What will be this copy's fate? Will it survive and persist at The Strand until the final disaster for all print media, whereupon the amazing store closes down and the e-world takes over?

Well, I had the good fortune to visit The Strand this past winter, a fine cold, slushy day with dirty piles of ice at every intersection and all manner of Manhattannite traipsing about. What I saw were hundreds of browsers and buyers looking for new and used and used used and other there. Truth be told, the store seemed like a dynamic site for literate commerce.

Alas, I didn't fill out an application, no courage, and I couldn't tell you if Duffy did although the website has no qualms about noting his financial pain.

And so we trudge on.

Monday, March 7, 2011

man with a manuscript

i did want to add, as a PS of sorts from my previous "content that doesn't suck" hyperlink, that to the best of my knowledge, the esteemed ghost of elberry, whose name i could provide if called upon although i hardly know the chap (as in, we've never met), is not only a transient laborer in the teaching field of Business English, but also a man with an unpublished novel.

So, hey, check out his blog, publishers, and see if this isn't the kind of intellectual morbidity that you've secretly craved despite your Harry-Potter wannabeism and power-of-positive-thinking front and back lists.

Here's an excerpt to get you started:

"i contemplate the prospect of another Kiel-like ordeal with weary resignation. If i go to X-burg i predict i will fall foul of the Director of Studies, a wizened power woman on speed, a type i have met many a time in office work – they instinctively loathe me. i will probably be fired or just given the worst jobs, teaching Business English to 19-year-old engineering apprentices, etc. i’m not sure i can take any more of this. i feel dangerously close to snapping in half; though, then again, it is surprising how much one can take, when one has no other choice. And it is certainly a mistake to suppose life is essentially enjoyable, or that it is arranged for one’s own convenience.

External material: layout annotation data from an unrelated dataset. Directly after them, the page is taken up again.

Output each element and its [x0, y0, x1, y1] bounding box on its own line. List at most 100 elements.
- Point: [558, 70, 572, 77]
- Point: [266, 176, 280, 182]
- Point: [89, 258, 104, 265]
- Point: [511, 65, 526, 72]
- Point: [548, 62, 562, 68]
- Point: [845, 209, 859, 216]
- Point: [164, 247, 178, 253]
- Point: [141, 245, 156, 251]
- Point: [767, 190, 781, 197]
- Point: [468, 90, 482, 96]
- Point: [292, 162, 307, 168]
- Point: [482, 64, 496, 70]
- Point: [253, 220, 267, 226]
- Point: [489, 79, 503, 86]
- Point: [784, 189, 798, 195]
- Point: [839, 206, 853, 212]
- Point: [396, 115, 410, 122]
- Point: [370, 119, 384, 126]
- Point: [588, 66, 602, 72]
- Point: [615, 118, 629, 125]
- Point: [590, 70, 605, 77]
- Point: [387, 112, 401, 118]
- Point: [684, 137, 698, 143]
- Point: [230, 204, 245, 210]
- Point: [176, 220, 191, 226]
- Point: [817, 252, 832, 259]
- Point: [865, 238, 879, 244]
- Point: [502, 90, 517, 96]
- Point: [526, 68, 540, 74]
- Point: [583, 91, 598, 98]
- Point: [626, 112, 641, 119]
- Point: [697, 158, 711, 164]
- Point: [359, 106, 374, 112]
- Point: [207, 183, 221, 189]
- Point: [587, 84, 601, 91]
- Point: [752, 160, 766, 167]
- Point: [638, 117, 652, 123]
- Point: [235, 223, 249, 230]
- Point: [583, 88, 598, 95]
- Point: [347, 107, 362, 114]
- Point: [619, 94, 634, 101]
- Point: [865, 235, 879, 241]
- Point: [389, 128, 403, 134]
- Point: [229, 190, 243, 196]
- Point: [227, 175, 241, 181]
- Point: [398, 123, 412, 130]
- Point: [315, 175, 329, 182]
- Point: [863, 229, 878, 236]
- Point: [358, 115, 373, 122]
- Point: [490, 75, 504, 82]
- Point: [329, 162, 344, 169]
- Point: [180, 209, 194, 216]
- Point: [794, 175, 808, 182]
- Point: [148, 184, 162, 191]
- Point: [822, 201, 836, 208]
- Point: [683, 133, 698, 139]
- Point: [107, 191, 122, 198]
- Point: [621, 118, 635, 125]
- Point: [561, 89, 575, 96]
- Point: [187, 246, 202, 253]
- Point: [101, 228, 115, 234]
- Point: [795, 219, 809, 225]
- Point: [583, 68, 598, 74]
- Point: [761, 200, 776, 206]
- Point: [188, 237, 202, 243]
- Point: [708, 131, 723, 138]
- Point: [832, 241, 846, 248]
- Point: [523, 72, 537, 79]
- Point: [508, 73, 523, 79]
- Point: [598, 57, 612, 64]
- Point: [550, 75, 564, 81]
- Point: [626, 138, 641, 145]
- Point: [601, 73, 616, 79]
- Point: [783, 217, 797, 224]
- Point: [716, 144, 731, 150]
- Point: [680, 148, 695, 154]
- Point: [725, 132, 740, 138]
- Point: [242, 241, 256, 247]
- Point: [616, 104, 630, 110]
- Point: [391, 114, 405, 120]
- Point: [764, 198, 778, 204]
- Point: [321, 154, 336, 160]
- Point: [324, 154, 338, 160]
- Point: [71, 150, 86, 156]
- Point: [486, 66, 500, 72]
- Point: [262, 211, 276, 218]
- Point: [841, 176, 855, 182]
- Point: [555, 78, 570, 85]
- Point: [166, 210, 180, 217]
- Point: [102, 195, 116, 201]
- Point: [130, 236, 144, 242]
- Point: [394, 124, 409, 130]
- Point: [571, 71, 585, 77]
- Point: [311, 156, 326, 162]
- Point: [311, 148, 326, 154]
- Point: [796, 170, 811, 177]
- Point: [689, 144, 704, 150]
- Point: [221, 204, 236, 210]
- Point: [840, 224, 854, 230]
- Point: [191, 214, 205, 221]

"i should welcome unemployment and destitution and debt, since Kiel was a valuable time, spiritually speaking – forced back on yourself, rejected by the world, you must consider matters without niceties. But in truth i just want a half-way decent job and a flat i don’t have to share with a retarded hippy. However, lacking any worthwhile skills or qualifications (or money), i must make do with what i am given. In spite of everything i am still alive, aged 35, and that seems so improbable as to suggest things might work out, improbably."

and follow this for more from the aske man.

Saturday, March 5, 2011

content

I graded a lot of papers of this week. Fretted. About most of it. Yeah. And sorry I haven't written in a while, but I just don't know what to say to you anymore. And I'm censoring myself at every turn. Of course, it wasn't really worth hearing about anyway.

Alas, I'd tell you I've taken a corporate turn, but in fact, this post has no sponsorship whatsoever.

But thank you for allowing this content into your life. Have a nice day.

PS--On second thought, I thought I'd share someone else's content. Content that doesn't suck. In a best case scenario, it might get Elberry a record deal.